Oct 05, 2023Is the Fed's Dot Plot Map A Flawed Crystal Ball?
Every quarter, the Federal Reserve releases a much anticipated chart called the “dot plot map” that shows where Fed officials think interest rates could be headed. This matrix of dots has become an obsession for investors and economists, who scrutinize it for clues on rate policy. But how useful is this crystal ball, really? In our latest episode, we unpack what the dot plot shows, how markets hang on its dots, and why it may not be the oracle it’s cracked up to be.
The dot plot was introduced in 2012 to provide “forward guidance” amidst the Great Recession recovery. By showing guesses about the Fed funds rate, it aimed to shape economic expectations. The dot plot is released quarterly after Fed meetings, plotting anonymous projections from officials on where rates could land in coming years.
How to Read the Dot Plot
At first glance, the dot plot is a confusing scatter plot. But with some decoding, we can extract the Fed’s thinking. The axes show the Fed funds rate on the vertical, from 0% to 7% currently. On the horizontal are timeline brackets showing rate guesses for the next three years, plus a “longer run” outlook.
Each dot represents one Fed member’s judgment of where rates might be for a given year. Dots clustered together show consensus views. For example, in the latest plot, most 2024 dots hover around 5-5.25%, signaling uniform expectations of rates lowering as we move into next year.
The Dot Plot Effect on Markets
Though vague, the dot plot holds huge sway over markets. Participants dissect subtle dot shifts and clusters for clues on the Fed’s policy leanings. When the dots deviate from expectations, asset prices can swing wildly.
At the end of September, markets reacted drastically as the 2023 dots indicated rates staying higher for longer. Markets hoped for a quicker easing of hawkish policies. This disconnect reveals the psychology around the dot plot – investors crave its insight, but recoil when it contradicts their wishes.
Limits of the Dot Plot
The dot plot’s flaws stem from its uncertainty. Fed chairs stress it represents possible scenarios, not guarantees. FOMC participants can and do change their rate views frequently. Despite its matrix format, the dots show guesses not hard forecasts.

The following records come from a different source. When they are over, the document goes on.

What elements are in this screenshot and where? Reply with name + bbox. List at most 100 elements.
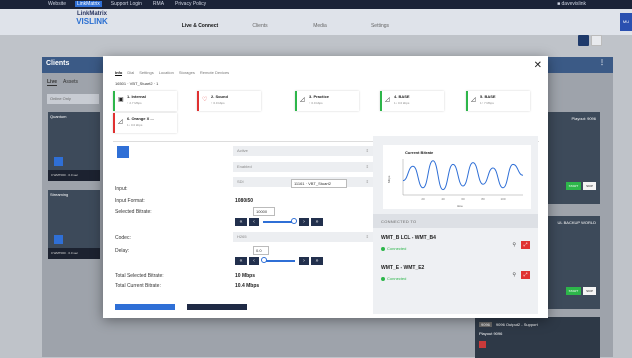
input-card[interactable]: ♡ 2. Sound ↑ 0.0 kbps (197, 91, 261, 111)
fast-forward-button[interactable]: » (311, 218, 323, 226)
top-links: Website LinkMatrix Support Login RMA Pri… (46, 1, 208, 7)
input-bitrate: ↑ 0.0 kbps (211, 101, 225, 105)
tab-storages[interactable]: Storages (179, 70, 195, 76)
heart-icon: ♡ (202, 97, 208, 103)
link-website[interactable]: Website (46, 1, 68, 7)
view-toggle (578, 35, 602, 46)
tab-clients[interactable]: Clients (230, 23, 290, 29)
status-dot-icon (381, 276, 385, 281)
close-icon[interactable]: ✕ (534, 61, 542, 71)
client-tile[interactable]: Quantum 0 WMT000 · 0.0 sec (48, 112, 100, 181)
delay-label: Delay: (115, 248, 130, 254)
increase-button[interactable]: › (299, 257, 309, 265)
play-icon[interactable] (54, 235, 63, 244)
codec-label: Codec: (115, 235, 131, 241)
slider-knob[interactable] (261, 257, 267, 263)
bitrate-slider: « ‹ › » (235, 218, 323, 226)
tab-live[interactable]: Live (47, 79, 58, 86)
decrease-button[interactable]: ‹ (249, 257, 259, 265)
tab-settings[interactable]: Settings (139, 70, 153, 76)
link-support-login[interactable]: Support Login (109, 1, 144, 7)
connection-item[interactable]: WMT_E - WMT_E2 Connected ⚲ ⤢ (373, 262, 538, 286)
disconnect-button[interactable]: ⤢ (521, 271, 530, 279)
alert-icon (479, 341, 486, 348)
antenna-icon[interactable]: ⚲ (512, 272, 516, 278)
input-icon: ▣ (118, 97, 124, 103)
chevron-icon: ⇕ (365, 234, 369, 239)
client-tile[interactable]: Streaming 0 WMT000 · 0.0 sec (48, 190, 100, 259)
input-name: 1. Internal (127, 94, 146, 99)
panel-menu-icon[interactable]: ⋮ (599, 59, 605, 66)
input-format-value: 1080i50 (235, 198, 254, 204)
chart-ylabel: Mbps (387, 175, 391, 183)
delay-input[interactable]: 0.0 (253, 246, 269, 255)
connection-item[interactable]: WMT_B LCL - WMT_B4 Connected ⚲ ⤢ (373, 232, 538, 256)
play-icon[interactable] (54, 157, 63, 166)
secondary-action-button[interactable] (187, 304, 247, 310)
grid-view-button[interactable] (578, 35, 589, 46)
slider-knob[interactable] (291, 218, 297, 224)
input-thumbnail[interactable] (117, 146, 129, 158)
tab-settings[interactable]: Settings (350, 23, 410, 29)
tab-media[interactable]: Media (290, 23, 350, 29)
tile-actions: START SKIP (565, 182, 596, 190)
status-select[interactable]: Active ⇕ (233, 146, 373, 156)
client-tile[interactable]: 9096 9096 Output2 - Support Playout 9096 (475, 317, 600, 358)
input-name: 4. BASE (394, 94, 410, 99)
codec-select[interactable]: H265 ⇕ (233, 232, 373, 242)
fast-forward-button[interactable]: » (311, 257, 323, 265)
connected-to-header: CONNECTED TO (373, 214, 538, 228)
bitrate-input[interactable]: 10000 (253, 207, 275, 216)
input-card[interactable]: ◿ 6. Orange X ... 1↓ 0.0 kbps (113, 113, 177, 133)
start-button[interactable]: START (565, 182, 582, 190)
tab-live-connect[interactable]: Live & Connect (170, 23, 230, 29)
delay-track[interactable] (261, 257, 295, 263)
input-bitrate: 1↑ 7 Mbps (480, 101, 494, 105)
bitrate-track[interactable] (263, 218, 297, 224)
tile-meta: 0 WMT000 · 0.0 sec (48, 248, 100, 259)
bitrate-series-line (402, 160, 524, 191)
x-tick-label: 100 (500, 197, 505, 201)
start-button[interactable]: START (565, 287, 582, 295)
total-selected-label: Total Selected Bitrate: (115, 273, 164, 279)
tab-dial[interactable]: Dial (127, 70, 134, 76)
disconnect-button[interactable]: ⤢ (521, 241, 530, 249)
input-name: 5. BASE (480, 94, 496, 99)
tab-info[interactable]: Info (115, 70, 123, 76)
increase-button[interactable]: › (299, 218, 309, 226)
tab-assets[interactable]: Assets (63, 79, 78, 86)
tile-caption: Streaming (50, 192, 69, 197)
x-tick-label: 60 (461, 197, 465, 201)
chart-xlabel: time (457, 204, 463, 208)
link-linkmatrix[interactable]: LinkMatrix (74, 1, 102, 7)
user-name: davevislink (561, 1, 586, 7)
user-menu[interactable]: ■ davevislink (557, 1, 586, 7)
decrease-button[interactable]: ‹ (249, 218, 259, 226)
antenna-icon[interactable]: ⚲ (512, 242, 516, 248)
fast-rewind-button[interactable]: « (235, 257, 247, 265)
link-privacy-policy[interactable]: Privacy Policy (173, 1, 208, 7)
primary-action-button[interactable] (115, 304, 175, 310)
tab-remote-devices[interactable]: Remote Devices (200, 70, 229, 76)
list-view-button[interactable] (591, 35, 602, 46)
input-card[interactable]: ◿ 5. BASE 1↑ 7 Mbps (466, 91, 530, 111)
tile-caption: UL BACKUP WORLD (557, 220, 596, 225)
input-card[interactable]: ◿ 4. BASE 1↓ 0.0 kbps (380, 91, 444, 111)
logo: LinkMatrix VISLINK (73, 11, 111, 29)
input-card[interactable]: ◿ 3. Practice ↑ 0.0 kbps (295, 91, 359, 111)
online-filter[interactable]: Online Only (47, 94, 99, 104)
input-card[interactable]: ▣ 1. Internal ↑ 2.7 Mbps (113, 91, 177, 111)
side-tab[interactable]: MU (620, 13, 632, 31)
x-tick-label: 20 (421, 197, 425, 201)
status-dot-icon (381, 246, 385, 251)
input-source-field[interactable]: 11161 · VBT_Stuart2 (291, 179, 347, 188)
clients-tabs: Live Assets (47, 79, 78, 86)
mode-select[interactable]: Enabled ⇕ (233, 162, 373, 172)
skip-button[interactable]: SKIP (583, 182, 596, 190)
bitrate-chart: Current Bitrate Mbps time 20 40 60 80 100 (383, 145, 531, 209)
link-rma[interactable]: RMA (151, 1, 166, 7)
fast-rewind-button[interactable]: « (235, 218, 247, 226)
tab-location[interactable]: Location (159, 70, 174, 76)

In fact, the dot plot is not accurate 67% of the time. Going back to 2012, the Fed’s rate moves aligned with dot projections only one-third of the time. The dots offer clues about Fed thinking, but overemphasizing them overlooks their fuzzy nature.
Bottom Line
The dot plot provides a peek into the Fed’s thinking, but it’s an imperfect vision. As an educated guesstimate about rates, this chart should be viewed with nuance. It can move markets through its signaling power. But putting too much faith in its dots risks responding to a flawed forecast. When it comes to reading the Fed’s crystal ball, caution and context are key.
When interpreting the dot plot, a measured approach is warranted. Consider these tips:
- Don’t over index on the dots as predictions. Treat them as possibilities.
- Focus less on rate forecasts, more on actual policy moves. Dots predict, actions matter.
- View the dot plot as one input, not the only input, for assessing Fed policy.